樑亦仁趕上前幾步,轉到嶽清秋面前“撲通”一聲跪了下來,然後抱拳說道:“亦仁謝過先生再造之恩,亦仁有眼不識泰山,得罪之處還請先生海涵。”
嶽清秋這才從牆上收回視線,微笑着對樑亦人說道:“不足掛齒,也許是機緣巧合,我得了寶器,你得了一場造化,扯平了哈哈!”
“就是,扯平了,我放過你了。”梁靜茹也抓住了機會,忙不更迭地插了一句。
“小女從小被我慣壞了,衝撞之處,還望先生見諒。”跪在地上的樑亦仁,又是向嶽清秋一抱拳。
“起來吧!這麼大人跪地上像什麼話?”嶽清秋似乎不在意這些,擺了擺手就讓樑亦仁起來。

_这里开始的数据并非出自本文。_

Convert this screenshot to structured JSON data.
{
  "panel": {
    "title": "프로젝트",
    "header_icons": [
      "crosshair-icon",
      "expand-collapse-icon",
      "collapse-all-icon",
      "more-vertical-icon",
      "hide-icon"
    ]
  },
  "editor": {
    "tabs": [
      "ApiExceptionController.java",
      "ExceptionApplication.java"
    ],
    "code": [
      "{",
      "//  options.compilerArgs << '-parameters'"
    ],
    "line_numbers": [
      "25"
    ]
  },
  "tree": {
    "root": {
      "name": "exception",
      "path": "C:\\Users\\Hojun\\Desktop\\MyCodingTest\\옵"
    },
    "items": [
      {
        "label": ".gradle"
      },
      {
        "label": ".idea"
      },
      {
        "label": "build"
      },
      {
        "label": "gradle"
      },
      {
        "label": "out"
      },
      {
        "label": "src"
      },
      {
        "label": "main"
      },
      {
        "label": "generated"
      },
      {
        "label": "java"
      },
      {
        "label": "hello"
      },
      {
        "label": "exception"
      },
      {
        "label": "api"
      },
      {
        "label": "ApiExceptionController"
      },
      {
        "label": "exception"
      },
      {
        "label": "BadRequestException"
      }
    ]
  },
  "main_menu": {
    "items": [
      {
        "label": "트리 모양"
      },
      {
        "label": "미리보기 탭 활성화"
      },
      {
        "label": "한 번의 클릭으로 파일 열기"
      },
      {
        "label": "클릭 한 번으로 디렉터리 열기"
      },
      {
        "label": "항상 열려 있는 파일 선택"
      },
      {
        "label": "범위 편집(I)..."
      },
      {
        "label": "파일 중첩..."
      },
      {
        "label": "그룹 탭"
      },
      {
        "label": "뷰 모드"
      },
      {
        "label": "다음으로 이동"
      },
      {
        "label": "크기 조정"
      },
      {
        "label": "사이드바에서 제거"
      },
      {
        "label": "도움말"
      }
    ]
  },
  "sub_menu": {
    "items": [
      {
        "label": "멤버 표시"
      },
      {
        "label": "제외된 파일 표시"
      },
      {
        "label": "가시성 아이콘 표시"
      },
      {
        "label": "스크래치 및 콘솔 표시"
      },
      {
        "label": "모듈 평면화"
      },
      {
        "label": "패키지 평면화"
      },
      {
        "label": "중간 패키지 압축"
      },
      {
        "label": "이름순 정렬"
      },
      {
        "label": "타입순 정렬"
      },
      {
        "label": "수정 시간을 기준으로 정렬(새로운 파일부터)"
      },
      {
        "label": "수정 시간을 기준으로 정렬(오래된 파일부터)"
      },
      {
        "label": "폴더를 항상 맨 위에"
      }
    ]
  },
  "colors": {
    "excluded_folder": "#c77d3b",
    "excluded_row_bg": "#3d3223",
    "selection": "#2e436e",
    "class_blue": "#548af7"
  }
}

半天才回過神來的董明堂,這才連忙放下了手裡的水杯,趕上前來扶樑亦仁起來。
嶽清秋瞟了梁靜茹一眼,便對樑亦仁說道:“令嬡看來會些功夫?”
沒等樑亦仁搭話,梁靜茹搶到前面,脖子一歪,滿臉自信地說道:“那是,你連這都看出來啦!算你還有些眼力。”
“小女生性刁頑,跟着董明堂學過幾招而已。”樑亦仁連忙打斷了梁靜茹的話,生怕這丫頭片子再說出什麼鬧笑話的話來。
樑亦仁的話剛落,梁靜茹又搶答似的說道:“董師傅可厲害着呢,當年還得過長安武術大賽的冠軍,那可不是一般人能比的。”
嶽清秋就喜歡這種直爽得無心計的女孩,覺得梁靜茹天賦很好,決定收她做個編外弟子,因爲還不想讓外人知道太多,編外弟子的名分就已經算是她的造化了。